Another classic in participant in Joylon Wagg’s Vagabond Car Club rally is a French icon. A yellow car with a black roof parked to left of number 24. This is the Citroen DS.
The DS was an executive car manufactured between 1955 and 1975 by the French company Citroen. It was manufactured in a number of countries other than France which included, Australia, Portugal, United Kingdom, South Africa and Yugoslavia. It was designed by the Italian sculptor and designer Flaminio Bertoni and the French engineer Andre Lefebvre. It was offered as a:-
- 4-door saloon
- 5-door “Safari”, a station wagon
- 2-door convertible.
This car was unlike any other car that had been built in the 1950s. It was a futuristic looking car with technologies way beyond its time, especially the hydro-pneumatic self leveling suspension. This car was judged third in the 1999 “Car of the Century” poll which recognised world’s most influential automobile designs. It was also judged as the most beautiful car of all times by “Classic & Sports Car” magazine. The car garnered 743 orders in the first 15 minutes of it being displayed at the Paris Motor Show of 1955. The total number of bookings on day 1 were 12,000.
The talking point of the car was its hydro-pneumatic suspension which had self leveling capabilities along with variable ground clearance. This allowed it to glide over rough and broken roads with characterised a France still recovering from World War II and under reconstruction. The DS set new benchmarks in handling and ride quality. To improve handling, the car had fibre glass roof which lowered the center of gravity. It was also provided with hydraulic power steering and a semi-automatic transmission which allowed gears to be changed manually without the use of clutch.
The 1957 DS, which is shown in the book “The Red Sea Sharks” was powered by a 1,911 cc (116.7 Cu-inch) inline naturally aspirated four cylinder petrol engine. This engine breathed through two valves per cylinder to put out 74 HP at 4,500 rpm. It also generated 137 N-m (101 ft-lb) at 3,000 rpm.
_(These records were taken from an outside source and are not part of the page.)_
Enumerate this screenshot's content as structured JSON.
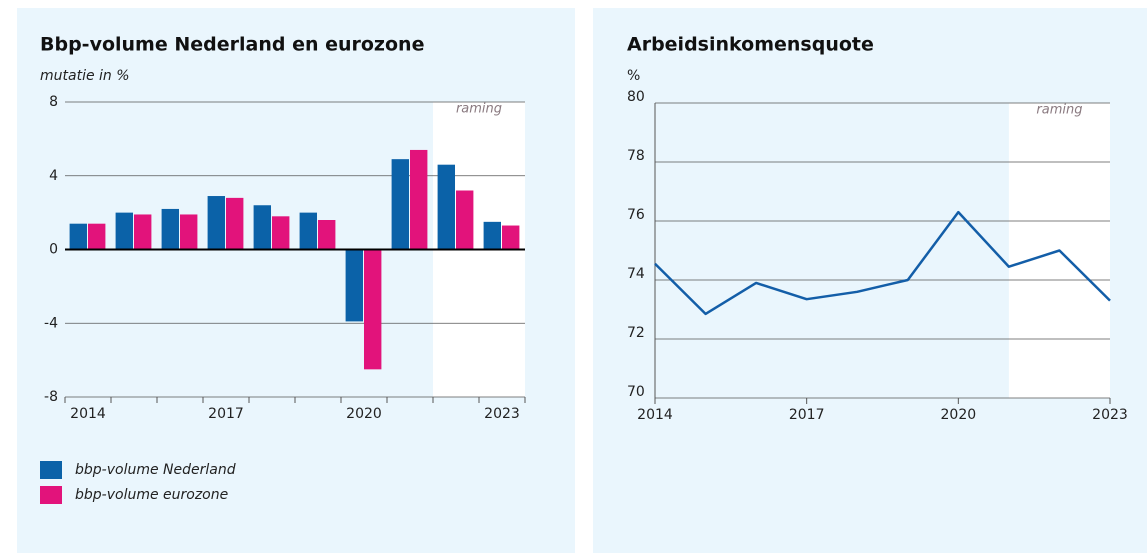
{
  "chart_data": [
    {
      "type": "bar",
      "title": "Bbp-volume Nederland en eurozone",
      "y_label": "mutatie in %",
      "categories": [
        "2014",
        null,
        null,
        "2017",
        null,
        null,
        "2020",
        null,
        null,
        "2023"
      ],
      "series": [
        {
          "name": "bbp-volume Nederland",
          "color": "#0b62a8",
          "values": [
            1.4,
            2.0,
            2.2,
            2.9,
            2.4,
            2.0,
            -3.9,
            4.9,
            4.6,
            1.5
          ]
        },
        {
          "name": "bbp-volume eurozone",
          "color": "#e2137b",
          "values": [
            1.4,
            1.9,
            1.9,
            2.8,
            1.8,
            1.6,
            -6.5,
            5.4,
            3.2,
            1.3
          ]
        }
      ],
      "ylim": [
        -8,
        8
      ],
      "yticks": [
        -8,
        -4,
        0,
        4,
        8
      ],
      "grid": true,
      "annotation": "raming",
      "shade_from_index": 8
    },
    {
      "type": "line",
      "title": "Arbeidsinkomensquote",
      "y_label": "%",
      "x": [
        2014,
        2015,
        2016,
        2017,
        2018,
        2019,
        2020,
        2021,
        2022,
        2023
      ],
      "series": [
        {
          "color": "#135ea8",
          "values": [
            74.55,
            72.85,
            73.9,
            73.35,
            73.6,
            74.0,
            76.3,
            74.45,
            75.0,
            73.3
          ]
        }
      ],
      "xlim": [
        2014,
        2023
      ],
      "xticks": [
        2014,
        2017,
        2020,
        2023
      ],
      "ylim": [
        70,
        80
      ],
      "yticks": [
        70,
        72,
        74,
        76,
        78,
        80
      ],
      "grid": true,
      "annotation": "raming",
      "shade_xlim": [
        2021,
        2023
      ]
    }
  ]
}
The car was mid-engined, though the engine sat ahead of the driver and not aft as is the normal case with mid-engined cars. This improved the weight distribution and hence handling. All the power and torque were fed to the front wheels through a semi-automatic gearbox with four ratios.
A Cd of 0.38 allowed this small engine to push a 4,800 mm (189″) long, 1,790 mm (70.5″) wide and 1,470 mm (57.9″) tall car weighing 1,650 kg (3,638lbs) to a top speed of 148 km/h (92 mph). It could accelerate from 0 to 100 km/h in 21.1 seconds or 0 to 60 mph in 19.7 seconds. A quarter mile drag took 21.8 seconds with the speedo showing 102 km/h (63 mph) when the brakes were hit at the end of the drag strip. To improve handling, the track at the front wheels was more than the track at the rear wheels.
Designed by a sculptor, the DS, pronounced “Deesse” French pun for goddess had many innovative design cues which made its competitors appear as ox carts in space age. One of the highlights was the single spoke steering wheel, a pure piece of art and with full functionality. It also used plastics for the interior trim, something of a rarity at the time.
The DS was the official car of the French President Charles de Gaulle. He survived an attempt on his life in this car in 1962. It was also owned by eminent personalities like cosmonaut Yuri Gagarin, Pope John XIII, painter Marc Chagall etc It was extremely popular with the French taxi drivers also because of the comfort it offered to them as well as their passengers.